Tout est fait pour mobiliser le plus de monde possible. Le jour et la date comptent, l’heure aussi, entre le matin pour les ouvriers qui partent depuis leur usine, l’après-midi pour les professions qui visent un rassemblement devant un lieu symbolique comme la préfecture, en milieu rural. Le samedi pour tous et les dimanches pour les familles ou lorsqu’on veut le défilé le plus impressionnant possible.
La bataille des chiffres

La manifestation doit frapper les esprits. Le nombre de manifestants fait toujours partie de cette info paresseuse et bavarde qui permet de construire un rapport de forces, dans le cas des grèves. Comment lire le nombre dans la profondeur de l’événement : augmentation par rapport aux précédentes manifestations ? Opinion favorable ou non ? Point de départ d’un conflit ? Aboutissement ? Quels ont été les impacts des cortèges de ce type dans le passé ? Et il n’y a pas que les chiffres. Souvent, le cortège démarre d’un rassemblement marqué par un discours destiné à porter un message. Dimanche 11 janvier 2015, les personnalités internationales comme Angela Merkel avaient leur place sur le défilé, leur présence à elle seule était leur message.
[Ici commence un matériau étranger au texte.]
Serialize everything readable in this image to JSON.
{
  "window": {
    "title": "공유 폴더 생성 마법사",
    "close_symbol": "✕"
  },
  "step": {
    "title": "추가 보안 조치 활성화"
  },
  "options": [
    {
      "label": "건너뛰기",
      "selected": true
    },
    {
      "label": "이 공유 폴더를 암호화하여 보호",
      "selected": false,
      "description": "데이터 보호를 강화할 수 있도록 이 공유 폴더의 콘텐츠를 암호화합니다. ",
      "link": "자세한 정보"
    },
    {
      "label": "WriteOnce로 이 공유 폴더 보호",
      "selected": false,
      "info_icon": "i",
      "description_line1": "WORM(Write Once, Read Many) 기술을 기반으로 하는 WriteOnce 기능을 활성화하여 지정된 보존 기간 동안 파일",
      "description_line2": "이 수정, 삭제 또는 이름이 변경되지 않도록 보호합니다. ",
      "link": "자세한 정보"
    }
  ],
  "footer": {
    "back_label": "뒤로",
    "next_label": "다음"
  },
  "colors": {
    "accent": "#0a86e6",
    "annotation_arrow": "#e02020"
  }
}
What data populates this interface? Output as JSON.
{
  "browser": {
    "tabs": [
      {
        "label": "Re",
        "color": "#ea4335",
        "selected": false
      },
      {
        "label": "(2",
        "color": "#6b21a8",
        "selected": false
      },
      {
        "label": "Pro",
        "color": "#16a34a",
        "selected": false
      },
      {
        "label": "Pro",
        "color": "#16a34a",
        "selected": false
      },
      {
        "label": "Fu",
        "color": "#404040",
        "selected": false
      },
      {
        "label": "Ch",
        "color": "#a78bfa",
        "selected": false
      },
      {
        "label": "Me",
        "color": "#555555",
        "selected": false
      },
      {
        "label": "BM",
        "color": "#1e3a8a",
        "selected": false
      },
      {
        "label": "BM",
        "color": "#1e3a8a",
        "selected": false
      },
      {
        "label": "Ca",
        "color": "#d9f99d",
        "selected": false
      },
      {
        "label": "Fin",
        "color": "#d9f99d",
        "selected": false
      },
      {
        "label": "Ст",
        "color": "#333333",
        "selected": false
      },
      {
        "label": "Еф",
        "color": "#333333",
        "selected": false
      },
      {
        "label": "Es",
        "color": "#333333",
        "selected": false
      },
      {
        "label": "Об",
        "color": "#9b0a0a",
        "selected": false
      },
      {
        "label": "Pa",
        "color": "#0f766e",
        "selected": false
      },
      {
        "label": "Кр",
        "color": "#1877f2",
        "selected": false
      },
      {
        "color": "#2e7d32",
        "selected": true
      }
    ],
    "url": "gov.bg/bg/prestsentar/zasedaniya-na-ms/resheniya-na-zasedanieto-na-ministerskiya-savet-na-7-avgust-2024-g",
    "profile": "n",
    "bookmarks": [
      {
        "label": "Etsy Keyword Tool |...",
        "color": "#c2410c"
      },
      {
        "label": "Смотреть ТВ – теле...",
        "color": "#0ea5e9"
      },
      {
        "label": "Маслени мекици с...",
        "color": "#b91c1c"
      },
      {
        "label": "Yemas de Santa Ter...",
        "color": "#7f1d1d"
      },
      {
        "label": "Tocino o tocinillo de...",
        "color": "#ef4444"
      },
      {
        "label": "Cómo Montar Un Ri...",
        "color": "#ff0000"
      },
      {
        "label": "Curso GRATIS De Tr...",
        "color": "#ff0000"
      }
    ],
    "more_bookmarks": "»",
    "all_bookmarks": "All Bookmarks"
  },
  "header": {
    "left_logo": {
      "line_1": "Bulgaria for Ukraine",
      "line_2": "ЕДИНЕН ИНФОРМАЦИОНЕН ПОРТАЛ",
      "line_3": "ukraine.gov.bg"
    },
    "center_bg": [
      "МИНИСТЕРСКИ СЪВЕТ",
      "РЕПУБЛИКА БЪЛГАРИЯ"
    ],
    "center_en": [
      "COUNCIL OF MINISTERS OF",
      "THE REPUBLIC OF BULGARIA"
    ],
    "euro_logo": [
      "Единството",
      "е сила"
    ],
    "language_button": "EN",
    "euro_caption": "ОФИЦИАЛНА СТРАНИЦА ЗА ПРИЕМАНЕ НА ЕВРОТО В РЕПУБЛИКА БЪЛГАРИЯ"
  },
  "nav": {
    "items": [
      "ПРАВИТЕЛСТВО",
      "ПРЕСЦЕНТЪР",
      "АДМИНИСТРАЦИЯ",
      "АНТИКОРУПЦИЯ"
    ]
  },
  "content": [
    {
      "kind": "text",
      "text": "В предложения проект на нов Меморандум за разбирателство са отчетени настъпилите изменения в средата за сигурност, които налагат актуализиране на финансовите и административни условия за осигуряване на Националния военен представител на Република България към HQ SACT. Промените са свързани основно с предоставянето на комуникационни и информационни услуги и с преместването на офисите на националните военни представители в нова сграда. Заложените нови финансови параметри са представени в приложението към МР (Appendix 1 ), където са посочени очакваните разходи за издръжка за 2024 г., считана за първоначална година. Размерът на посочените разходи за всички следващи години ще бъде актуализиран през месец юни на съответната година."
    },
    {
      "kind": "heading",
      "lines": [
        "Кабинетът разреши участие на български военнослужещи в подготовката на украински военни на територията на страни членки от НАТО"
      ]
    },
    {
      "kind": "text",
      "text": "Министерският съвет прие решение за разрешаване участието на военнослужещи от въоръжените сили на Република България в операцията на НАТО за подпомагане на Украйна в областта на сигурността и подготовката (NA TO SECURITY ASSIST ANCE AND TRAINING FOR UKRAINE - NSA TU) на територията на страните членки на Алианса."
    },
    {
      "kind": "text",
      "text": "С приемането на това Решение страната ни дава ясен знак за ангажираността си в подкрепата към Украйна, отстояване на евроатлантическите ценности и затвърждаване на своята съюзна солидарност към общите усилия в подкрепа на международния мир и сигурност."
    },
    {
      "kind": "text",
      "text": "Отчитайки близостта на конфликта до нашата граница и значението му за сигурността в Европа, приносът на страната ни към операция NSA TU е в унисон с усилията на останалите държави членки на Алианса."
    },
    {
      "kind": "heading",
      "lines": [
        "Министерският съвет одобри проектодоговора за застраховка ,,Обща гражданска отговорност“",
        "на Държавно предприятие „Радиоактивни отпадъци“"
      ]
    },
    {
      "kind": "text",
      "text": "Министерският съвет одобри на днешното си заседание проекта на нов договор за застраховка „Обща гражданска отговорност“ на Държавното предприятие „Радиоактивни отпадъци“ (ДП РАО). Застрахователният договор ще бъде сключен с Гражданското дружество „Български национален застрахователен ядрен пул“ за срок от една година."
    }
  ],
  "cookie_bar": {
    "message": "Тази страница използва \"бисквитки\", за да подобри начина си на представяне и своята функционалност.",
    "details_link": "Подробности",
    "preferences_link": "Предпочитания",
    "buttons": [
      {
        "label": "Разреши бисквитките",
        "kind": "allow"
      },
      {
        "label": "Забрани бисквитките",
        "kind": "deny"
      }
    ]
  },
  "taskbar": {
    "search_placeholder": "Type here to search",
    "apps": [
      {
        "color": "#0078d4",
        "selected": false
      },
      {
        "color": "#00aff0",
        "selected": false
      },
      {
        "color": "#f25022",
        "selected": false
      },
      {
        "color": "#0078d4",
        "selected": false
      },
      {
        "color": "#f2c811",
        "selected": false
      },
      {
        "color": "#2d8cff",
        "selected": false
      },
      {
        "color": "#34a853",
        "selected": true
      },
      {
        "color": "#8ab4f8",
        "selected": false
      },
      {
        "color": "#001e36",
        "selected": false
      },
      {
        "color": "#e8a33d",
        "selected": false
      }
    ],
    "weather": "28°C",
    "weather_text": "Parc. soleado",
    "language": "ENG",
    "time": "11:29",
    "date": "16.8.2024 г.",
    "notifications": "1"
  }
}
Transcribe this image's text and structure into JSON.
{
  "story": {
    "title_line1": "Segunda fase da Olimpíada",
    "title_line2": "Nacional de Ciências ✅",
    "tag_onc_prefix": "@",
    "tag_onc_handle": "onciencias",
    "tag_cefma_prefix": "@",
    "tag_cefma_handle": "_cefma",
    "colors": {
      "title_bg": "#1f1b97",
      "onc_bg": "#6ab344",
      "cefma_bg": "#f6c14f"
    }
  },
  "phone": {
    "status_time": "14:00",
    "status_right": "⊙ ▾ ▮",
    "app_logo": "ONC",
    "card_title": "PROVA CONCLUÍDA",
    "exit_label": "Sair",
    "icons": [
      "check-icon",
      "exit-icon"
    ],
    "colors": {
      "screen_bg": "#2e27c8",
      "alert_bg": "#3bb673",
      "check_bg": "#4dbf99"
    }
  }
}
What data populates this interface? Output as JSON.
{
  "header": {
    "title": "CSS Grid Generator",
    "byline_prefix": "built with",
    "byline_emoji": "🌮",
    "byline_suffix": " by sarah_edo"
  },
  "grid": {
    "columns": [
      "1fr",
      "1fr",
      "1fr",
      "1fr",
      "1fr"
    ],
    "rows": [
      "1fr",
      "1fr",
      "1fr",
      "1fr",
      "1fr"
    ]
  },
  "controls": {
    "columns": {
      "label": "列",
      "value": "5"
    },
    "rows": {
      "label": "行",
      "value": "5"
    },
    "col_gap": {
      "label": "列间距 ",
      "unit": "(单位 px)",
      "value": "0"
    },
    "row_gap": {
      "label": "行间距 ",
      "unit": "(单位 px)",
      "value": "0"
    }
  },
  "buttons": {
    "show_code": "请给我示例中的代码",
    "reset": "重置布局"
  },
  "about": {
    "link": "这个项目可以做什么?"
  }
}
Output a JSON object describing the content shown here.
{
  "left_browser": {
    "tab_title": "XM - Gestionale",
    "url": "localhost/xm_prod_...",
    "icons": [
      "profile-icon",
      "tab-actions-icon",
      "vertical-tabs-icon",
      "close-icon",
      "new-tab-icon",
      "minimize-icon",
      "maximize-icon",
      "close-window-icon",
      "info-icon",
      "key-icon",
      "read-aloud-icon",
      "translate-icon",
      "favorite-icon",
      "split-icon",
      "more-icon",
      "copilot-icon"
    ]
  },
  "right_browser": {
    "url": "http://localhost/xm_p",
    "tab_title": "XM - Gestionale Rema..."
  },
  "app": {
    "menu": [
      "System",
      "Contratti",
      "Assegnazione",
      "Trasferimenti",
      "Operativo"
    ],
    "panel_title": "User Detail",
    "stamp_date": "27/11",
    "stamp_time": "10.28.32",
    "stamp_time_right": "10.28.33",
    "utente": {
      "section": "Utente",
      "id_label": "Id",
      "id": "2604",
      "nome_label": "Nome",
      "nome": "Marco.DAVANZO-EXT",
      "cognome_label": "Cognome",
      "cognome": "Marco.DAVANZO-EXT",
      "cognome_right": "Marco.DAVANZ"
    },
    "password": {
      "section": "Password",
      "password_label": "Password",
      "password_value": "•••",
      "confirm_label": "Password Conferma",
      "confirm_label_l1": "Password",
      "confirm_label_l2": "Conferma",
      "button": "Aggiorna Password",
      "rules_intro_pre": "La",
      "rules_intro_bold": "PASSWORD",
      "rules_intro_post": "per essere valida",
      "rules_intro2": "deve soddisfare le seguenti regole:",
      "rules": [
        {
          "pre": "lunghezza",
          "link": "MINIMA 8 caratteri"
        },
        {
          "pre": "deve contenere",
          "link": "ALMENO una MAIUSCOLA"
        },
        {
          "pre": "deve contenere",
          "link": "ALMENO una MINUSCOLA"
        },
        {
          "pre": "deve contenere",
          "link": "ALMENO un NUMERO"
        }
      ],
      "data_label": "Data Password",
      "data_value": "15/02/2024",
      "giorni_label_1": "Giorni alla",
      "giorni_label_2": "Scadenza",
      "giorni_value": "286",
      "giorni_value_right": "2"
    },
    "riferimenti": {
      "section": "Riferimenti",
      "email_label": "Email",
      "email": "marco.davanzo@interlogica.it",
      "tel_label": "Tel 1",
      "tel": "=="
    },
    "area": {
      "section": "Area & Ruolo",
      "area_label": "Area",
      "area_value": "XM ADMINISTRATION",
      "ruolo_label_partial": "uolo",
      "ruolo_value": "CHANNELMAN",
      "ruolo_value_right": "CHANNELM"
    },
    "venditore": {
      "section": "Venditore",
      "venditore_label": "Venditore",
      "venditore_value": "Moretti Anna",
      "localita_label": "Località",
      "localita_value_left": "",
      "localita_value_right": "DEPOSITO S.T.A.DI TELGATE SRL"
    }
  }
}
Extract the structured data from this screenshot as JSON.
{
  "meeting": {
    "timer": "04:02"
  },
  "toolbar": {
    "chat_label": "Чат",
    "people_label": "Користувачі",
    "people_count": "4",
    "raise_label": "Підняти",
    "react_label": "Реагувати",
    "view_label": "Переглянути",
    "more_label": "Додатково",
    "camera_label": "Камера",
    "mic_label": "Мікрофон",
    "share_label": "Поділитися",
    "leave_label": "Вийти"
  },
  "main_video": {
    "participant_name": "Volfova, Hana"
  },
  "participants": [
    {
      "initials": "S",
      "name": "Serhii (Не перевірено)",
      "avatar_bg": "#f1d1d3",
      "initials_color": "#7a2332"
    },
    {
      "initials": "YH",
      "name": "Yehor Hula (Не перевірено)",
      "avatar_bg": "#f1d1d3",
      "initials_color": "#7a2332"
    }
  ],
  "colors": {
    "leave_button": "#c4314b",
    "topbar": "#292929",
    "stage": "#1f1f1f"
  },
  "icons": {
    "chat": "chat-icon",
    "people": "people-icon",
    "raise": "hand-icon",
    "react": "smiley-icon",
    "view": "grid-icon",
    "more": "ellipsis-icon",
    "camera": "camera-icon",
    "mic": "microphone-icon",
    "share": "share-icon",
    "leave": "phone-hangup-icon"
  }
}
Lorsque la géographie ambulatoire ne suffit pas, les manifestations deviennent des sit in inspirés des luttes contre la guerre du Viêtnam aux États-Unis, ou des rondes des obstinés à laquelle participaient des géographes de Paris-VIII-Saint-Denis en 2015.
Qu’elle soit celle «obstinée» sur un point symbolique ou ambulatoire dans les rues d’une ville, la géographie rappelle qu’il n’y a pas mieux que l’espace public pour se faire entendre. Pour les syndicats, Macron, comme Mitterrand en 1984, devrait l’apprendre à ses dépens.
Oliver Filleule & Danielle Tartakovsky, La manifestation, Presses de Sciences Po, 2013.